Der Bau der 28.000 Quadratmeter großen Produktionsstätte für Maschinenhäuser von Windenergieanlagen soll im August 2009 beginnen. In einem Maschinenhaus, das auf dem Turm sitzt und den Rotor trägt, sind die für die Stromproduktion wichtigen Komponenten einer Windenergieanlage enthalten – darunter das Getriebe, der Antriebsstrang sowie die Steuerelektronik. Das erste in Kansas gefertigte Maschinenhaus mit einem Gewicht von 90 Tonnen soll im Dezem-ber 2010 ausgeliefert werden. Geplant ist eine Fertigungs-kapazität von etwa 650 Maschinenhäusern oder 1.500 Megawatt pro Jahr.

Ford (Elektroautos, goodcleantech.com)

Die Ford Motor Company, Mutterkonzern der Ford Deutschland GmbH hat verkündet, mit Batterieherstellern und Wissenschaftlern von Universitäten zusammen zu arbeiten, um die Entwicklung von Lithium-Ionen-Batterien für eine neue Generation von Hybrid- und Elektroautos zu beschleunigen. Das Unternehmen gab bekannt, die geplanten Batterien wäre günstiger in der Produktion, 30 Prozent kleiner und 50 Prozent leichter und 5 Prozent effizienter.

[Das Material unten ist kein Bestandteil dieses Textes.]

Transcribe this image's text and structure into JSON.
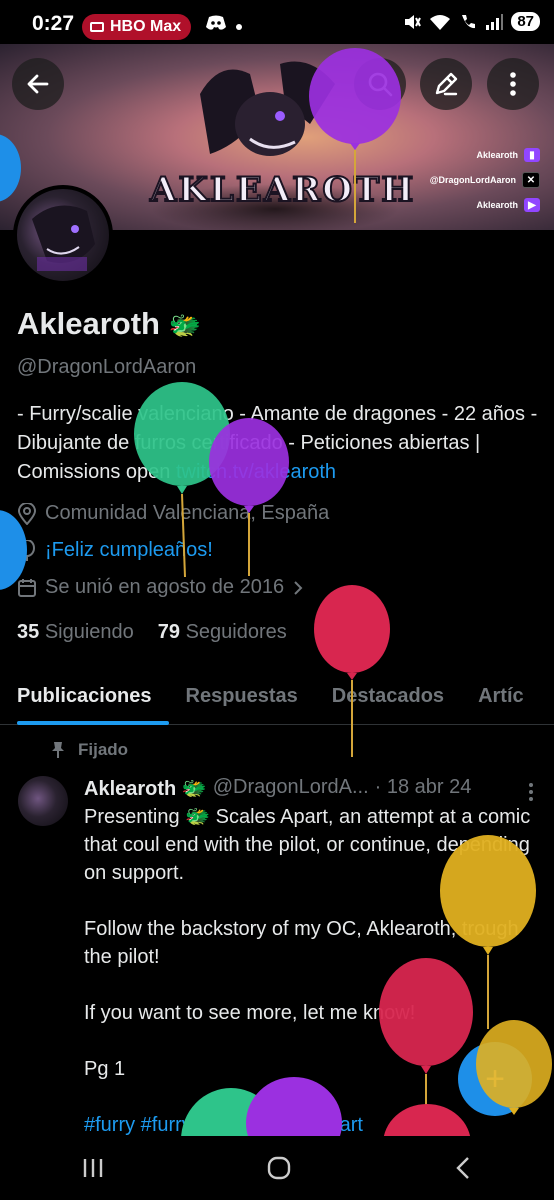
{
  "status_bar": {
    "time": "0:27",
    "app_pill": "HBO Max",
    "battery": "87"
  },
  "banner": {
    "title": "AKLEAROTH",
    "links": [
      {
        "text": "Aklearoth",
        "icon": "twitch-icon"
      },
      {
        "text": "@DragonLordAaron",
        "icon": "x-icon"
      },
      {
        "text": "Aklearoth",
        "icon": "youtube-icon"
      }
    ]
  },
  "profile": {
    "name": "Aklearoth",
    "name_emoji": "🐲",
    "handle": "@DragonLordAaron",
    "bio": "- Furry/scalie valenciano - Amante de dragones - 22 años - Dibujante de furros certificado - Peticiones abiertas | Comissions open",
    "bio_link": "twitch.tv/aklearoth",
    "location": "Comunidad Valenciana, España",
    "birthday": "¡Feliz cumpleaños!",
    "joined": "Se unió en agosto de 2016",
    "following_count": "35",
    "following_label": "Siguiendo",
    "followers_count": "79",
    "followers_label": "Seguidores"
  },
  "tabs": [
    {
      "label": "Publicaciones",
      "active": true
    },
    {
      "label": "Respuestas",
      "active": false
    },
    {
      "label": "Destacados",
      "active": false
    },
    {
      "label": "Artíc",
      "active": false
    }
  ],
  "post": {
    "pinned_label": "Fijado",
    "author_name": "Aklearoth",
    "author_emoji": "🐲",
    "author_handle": "@DragonLordA...",
    "date": "· 18 abr 24",
    "paragraph1": "Presenting 🐲 Scales Apart, an attempt at a comic that coul end with the pilot, or continue, depending on support.",
    "paragraph2": "Follow the backstory of my OC, Aklearoth, trough the pilot!",
    "paragraph3": "If you want to see more, let me know!",
    "paragraph4": "Pg 1",
    "hashtags": "#furry #furrycomic #scalesapart"
  },
  "fab_symbol": "+",
  "colors": {
    "accent": "#1d9bf0",
    "muted": "#71767b",
    "hbo": "#b0102a",
    "balloon_green": "#2ec48a",
    "balloon_purple": "#9b30e0",
    "balloon_red": "#d8264f",
    "balloon_yellow": "#e0b020",
    "balloon_blue": "#1e8fe8"
  }
}
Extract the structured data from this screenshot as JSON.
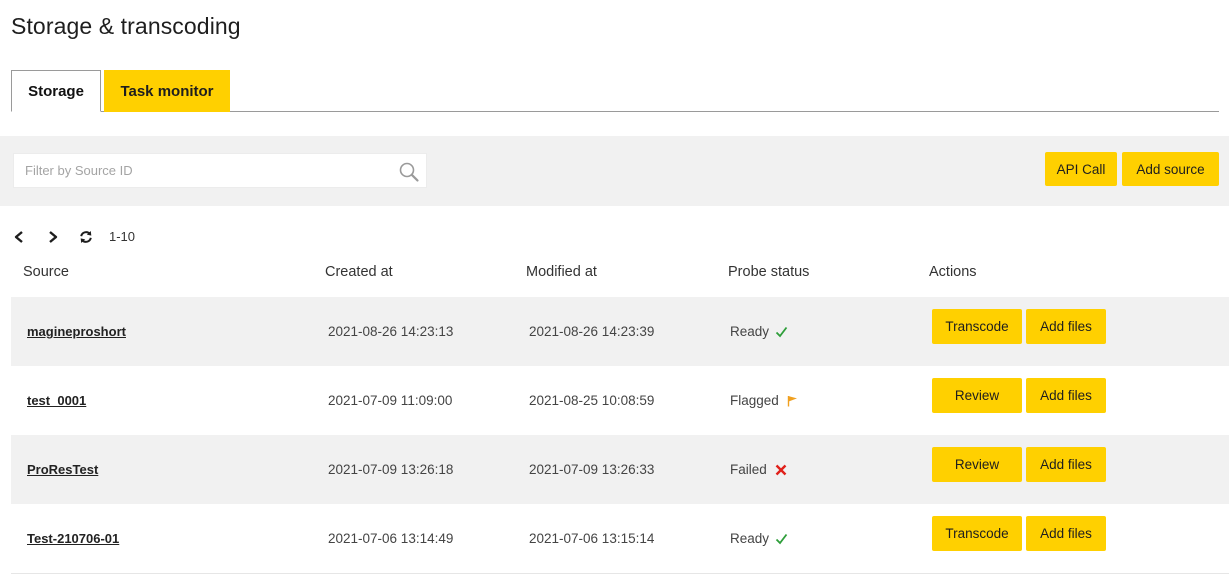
{
  "page": {
    "title": "Storage & transcoding"
  },
  "tabs": [
    {
      "label": "Storage",
      "active": true
    },
    {
      "label": "Task monitor",
      "active": false
    }
  ],
  "toolbar": {
    "filter_placeholder": "Filter by Source ID",
    "filter_value": "",
    "api_call_label": "API Call",
    "add_source_label": "Add source"
  },
  "pager": {
    "range": "1-10"
  },
  "table": {
    "headers": {
      "source": "Source",
      "created": "Created at",
      "modified": "Modified at",
      "status": "Probe status",
      "actions": "Actions"
    },
    "rows": [
      {
        "source": "magineproshort",
        "created": "2021-08-26 14:23:13",
        "modified": "2021-08-26 14:23:39",
        "status": "Ready",
        "status_icon": "check-icon",
        "primary_action": "Transcode",
        "secondary_action": "Add files"
      },
      {
        "source": "test_0001",
        "created": "2021-07-09 11:09:00",
        "modified": "2021-08-25 10:08:59",
        "status": "Flagged",
        "status_icon": "flag-icon",
        "primary_action": "Review",
        "secondary_action": "Add files"
      },
      {
        "source": "ProResTest",
        "created": "2021-07-09 13:26:18",
        "modified": "2021-07-09 13:26:33",
        "status": "Failed",
        "status_icon": "cross-icon",
        "primary_action": "Review",
        "secondary_action": "Add files"
      },
      {
        "source": "Test-210706-01",
        "created": "2021-07-06 13:14:49",
        "modified": "2021-07-06 13:15:14",
        "status": "Ready",
        "status_icon": "check-icon",
        "primary_action": "Transcode",
        "secondary_action": "Add files"
      }
    ]
  },
  "colors": {
    "accent": "#ffd000",
    "toolbar_bg": "#f1f1f1",
    "ready": "#2e9e3a",
    "flagged": "#f0a020",
    "failed": "#e0201a"
  }
}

Für 2010 will Ford einen reinen Elektro-Van zum Verkauf anbieten, für 2011 ist ein reiner PKW als Elektroauto angedacht (womöglich als Alternative zum Chevy Volt bzw. Opel Ampera) und schließlich für 2012 ist ein Konkurrent zum Toyota Prius bzw. zum Honda Insight geplant — da hat die Konzernmutter ja einiges in der Pipeline und wir dürfen gespannt sein, ob und wann diese Fahrzeuge auch für den europäischen Markt produziert wird.

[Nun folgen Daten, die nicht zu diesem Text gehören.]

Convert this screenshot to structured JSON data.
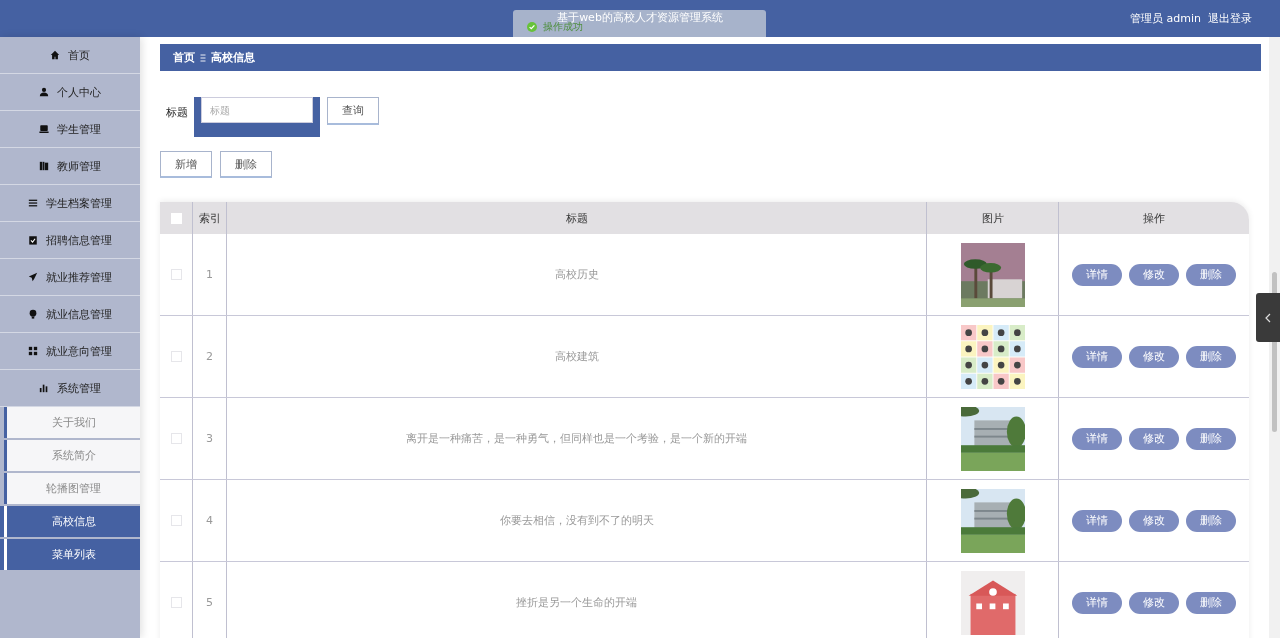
{
  "header": {
    "title": "基于web的高校人才资源管理系统",
    "user": "管理员 admin",
    "logout": "退出登录"
  },
  "toast": {
    "message": "操作成功"
  },
  "sidebar": {
    "items": [
      {
        "label": "首页"
      },
      {
        "label": "个人中心"
      },
      {
        "label": "学生管理"
      },
      {
        "label": "教师管理"
      },
      {
        "label": "学生档案管理"
      },
      {
        "label": "招聘信息管理"
      },
      {
        "label": "就业推荐管理"
      },
      {
        "label": "就业信息管理"
      },
      {
        "label": "就业意向管理"
      },
      {
        "label": "系统管理",
        "children": [
          {
            "label": "关于我们",
            "selected": false
          },
          {
            "label": "系统简介",
            "selected": false
          },
          {
            "label": "轮播图管理",
            "selected": false
          },
          {
            "label": "高校信息",
            "selected": true
          },
          {
            "label": "菜单列表",
            "selected": true
          }
        ]
      }
    ]
  },
  "breadcrumb": [
    "首页",
    "高校信息"
  ],
  "search": {
    "label": "标题",
    "placeholder": "标题",
    "button": "查询"
  },
  "actions": [
    "新增",
    "删除"
  ],
  "table": {
    "select_all": {
      "checked": false
    },
    "columns": [
      "索引",
      "标题",
      "图片",
      "操作"
    ],
    "rows": [
      {
        "checked": false,
        "index": "1",
        "title": "高校历史",
        "image": {
          "kind": "picture"
        },
        "actions": [
          "详情",
          "修改",
          "删除"
        ]
      },
      {
        "checked": false,
        "index": "2",
        "title": "高校建筑",
        "image": {
          "kind": "picture"
        },
        "actions": [
          "详情",
          "修改",
          "删除"
        ]
      },
      {
        "checked": false,
        "index": "3",
        "title": "离开是一种痛苦，是一种勇气，但同样也是一个考验，是一个新的开端",
        "image": {
          "kind": "picture"
        },
        "actions": [
          "详情",
          "修改",
          "删除"
        ]
      },
      {
        "checked": false,
        "index": "4",
        "title": "你要去相信，没有到不了的明天",
        "image": {
          "kind": "picture"
        },
        "actions": [
          "详情",
          "修改",
          "删除"
        ]
      },
      {
        "checked": false,
        "index": "5",
        "title": "挫折是另一个生命的开端",
        "image": {
          "kind": "picture"
        },
        "actions": [
          "详情",
          "修改",
          "删除"
        ]
      }
    ]
  }
}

BYD Auto (BYD, Cleantechbrief)

Der chinesische Autohersteller BYD, der zuletzt die mit Lithium-Ionen-Batterie ausgestatteten Modelle F3 und F6 präsentierte, hat nach eigenen Angaben eine Eisen-Ionen-Batterie erfunden, die umweltfreundlicher und – vor allem – günstiger sein soll als bisherige Lithium-Ionen-Batterien. Allerdings hat die Eisen-Ionen-Batterie einen klaren Schönheitsfehler: Sie kann nicht an normalen, haushaltsüblichen Steckdosen aufgeladen werden.

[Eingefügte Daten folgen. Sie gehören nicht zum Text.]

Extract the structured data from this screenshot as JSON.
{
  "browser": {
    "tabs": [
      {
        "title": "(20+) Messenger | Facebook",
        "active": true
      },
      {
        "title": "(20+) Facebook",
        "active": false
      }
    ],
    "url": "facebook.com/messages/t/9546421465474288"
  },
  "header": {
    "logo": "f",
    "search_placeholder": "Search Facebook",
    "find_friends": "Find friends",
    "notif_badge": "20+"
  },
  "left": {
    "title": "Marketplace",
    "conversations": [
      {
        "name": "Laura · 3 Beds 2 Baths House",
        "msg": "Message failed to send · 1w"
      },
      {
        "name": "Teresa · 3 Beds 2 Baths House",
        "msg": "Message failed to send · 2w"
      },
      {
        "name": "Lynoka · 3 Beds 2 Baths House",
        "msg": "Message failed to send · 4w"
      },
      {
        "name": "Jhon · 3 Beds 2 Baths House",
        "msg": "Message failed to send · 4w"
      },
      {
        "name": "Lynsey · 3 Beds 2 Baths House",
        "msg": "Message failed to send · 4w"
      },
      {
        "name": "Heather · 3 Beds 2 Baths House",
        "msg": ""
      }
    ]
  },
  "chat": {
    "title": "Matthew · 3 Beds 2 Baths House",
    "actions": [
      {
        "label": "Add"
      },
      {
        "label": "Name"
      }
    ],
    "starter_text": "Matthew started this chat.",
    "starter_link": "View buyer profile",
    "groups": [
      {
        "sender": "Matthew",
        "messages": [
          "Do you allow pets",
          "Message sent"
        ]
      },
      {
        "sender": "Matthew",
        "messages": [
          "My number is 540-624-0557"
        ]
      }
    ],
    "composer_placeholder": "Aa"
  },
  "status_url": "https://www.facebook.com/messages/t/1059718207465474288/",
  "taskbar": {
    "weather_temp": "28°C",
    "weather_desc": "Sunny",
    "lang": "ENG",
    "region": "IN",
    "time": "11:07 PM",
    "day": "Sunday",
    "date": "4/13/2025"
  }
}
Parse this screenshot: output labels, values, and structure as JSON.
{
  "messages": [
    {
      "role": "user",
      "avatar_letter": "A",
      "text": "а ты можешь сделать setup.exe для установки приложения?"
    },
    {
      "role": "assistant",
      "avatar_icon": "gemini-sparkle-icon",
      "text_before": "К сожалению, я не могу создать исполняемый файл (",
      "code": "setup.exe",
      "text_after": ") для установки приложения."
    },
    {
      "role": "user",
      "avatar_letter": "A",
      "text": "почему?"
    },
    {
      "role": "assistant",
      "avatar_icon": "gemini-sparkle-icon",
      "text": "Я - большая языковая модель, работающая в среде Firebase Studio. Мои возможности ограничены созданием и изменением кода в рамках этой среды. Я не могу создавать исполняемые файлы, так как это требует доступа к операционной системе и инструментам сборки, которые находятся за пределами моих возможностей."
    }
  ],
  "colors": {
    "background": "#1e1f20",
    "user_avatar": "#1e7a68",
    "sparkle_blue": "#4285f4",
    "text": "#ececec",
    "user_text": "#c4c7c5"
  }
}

Die Entwicklung kommt nicht von ungefähr: Warren Buffet’s Berkshire Hathaway investierte im vergangenen Jahr satte 230 Millionen Dollar in BYD, um die Technologie marktfähig zu machen. Das Fahrzeug E6 von BYD soll mit der Eisen-Ionen-Batterie betrieben werden, es ist ausgelegt für eine Strecke von 400 Kilometer pro Ladevorgang und ermöglicht in zehn Minuten eine 5ß-Prozent-Aufladung. Bei dieser Reichweite ist das Erreichen der nächsten Tankstelle mit passendem Hoch-Volt-Anschluss womöglich bald kein Problem mehr – allerdings dürfte dieser These entgegen stehen, dass sich die europäischen Auto- und Stromkonzerne auf einen anderen Standard für Elektroautos geeinigt hatten zuletzt…

Übrigens sind nicht alle Meldungen aus dem Hause BYD als glaubwürdig zu bezeichnen, wie auch autobild.de festgestellt hat. Andere Kommentatoren wiederum halten den E6 für eine Revolution.

In diesem Sinne: Frische Grüße an alle Leser!

1 Kommentar

  • “Übrigens sind nicht alle Meldungen aus dem Hause BYD als glaubwürdig zu bezeichnen, wie auch autobild.de festgestellt hat.”

    Wissen Sie warum? Weil BYD eine chinesische Firma ist. Wenn die ein amerikanische Unternehmen ist, würdest du alles glauben, und noch fragen möchte, wann du diese Autos in Deutschland kaufen kannst, egal wie viel Geld die USA von deinen Staat weggenommen hat. So blöde! Du bist ein Deutsche, aber du kannst niemals verstehen, was die Entwickelung bedeutet, weil deine Umwelt ist immer konstant geblieben.